I was thinking the other day, when work by human workers at Fukushima had to halt completely due to radiation levels, why the hell no robots were being used to continue work onsite. Seems I wasn’t the only one to think of this, and now even BoingBoing had picked up on it.

I want to recall my recent post about robotics for a moment. If you look at the article above, the point is made that Japanese robotics research has lately involved building robots that do things like run marathons, play the saxophone–

–and I’ll confess I’m not in principle against things like this.

(It’s not fundamentally the most interesting problem, and frankly, the robot would impress me more if it also had embouchre control, and if there was even a single articulation. This robot is just moving its fingers, which isn’t “playing John Coltrane’s “Giant Steps”. Still, it might be a step along the way to building a robot with certain kind of coordination and controllability and so on.)

But I am disturbed by the fact that, in a country with arguably the most advanced robotics industry on Earth, that the majority of the work being done is by people who are required to be inside the plant in person.

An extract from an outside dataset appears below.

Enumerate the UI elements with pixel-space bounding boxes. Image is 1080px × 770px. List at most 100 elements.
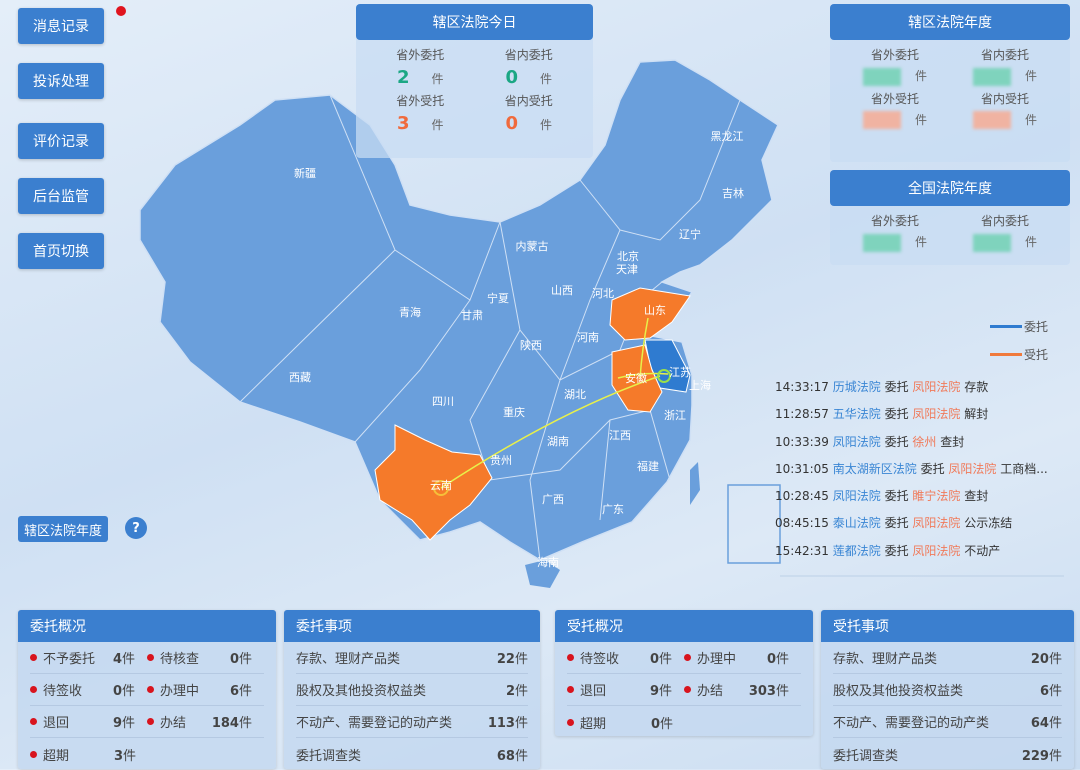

I’m disturbed that instead of supplementing with remote-controlled robots the skeleton crew they’ve deployed (which after all is far fewer people that normally are needed to run the facility in good condition–let alone in the mess it’s in now) they’ve had to send in more people. As one commenter on the BoingBoing thread points out, the real problem has been a lack of incentive to build robots that can handle these conditions–because after all radiation messes up electronic devices as well as people, and more quickly at that. Machines can be designed to deal with radiation, but they won’t be unless there’s a market.

In the very same article I linked above, the first link, Kim Seungho argues that it’s denial among plant operators that has stopped the nuclear industry for having large-scale robotics applications developed for situations like the current one.

Maybe… but I also wonder whether the sense that publicity gives us might be correct? It seems to me there’s an endless parade of researchers who are essentially working to perfect the “art” of building robots that are indistinguishable from humans–an “art” that is, after all, essentially useless unless one is planning to make money by automating the sex trade, or building robots to replace humans at the one thing you’d need real AI to actually replace humans in (the entertainment business).

There’s an interesting and pretty balanced piece in Slate on the whole situation that also mentions the bloody silliness of no robots being at the ready for this crisis, while pointing out some of the good news about what’s going on, as well as some of the more obvious lessons to be learned, and to be learned in a hurry.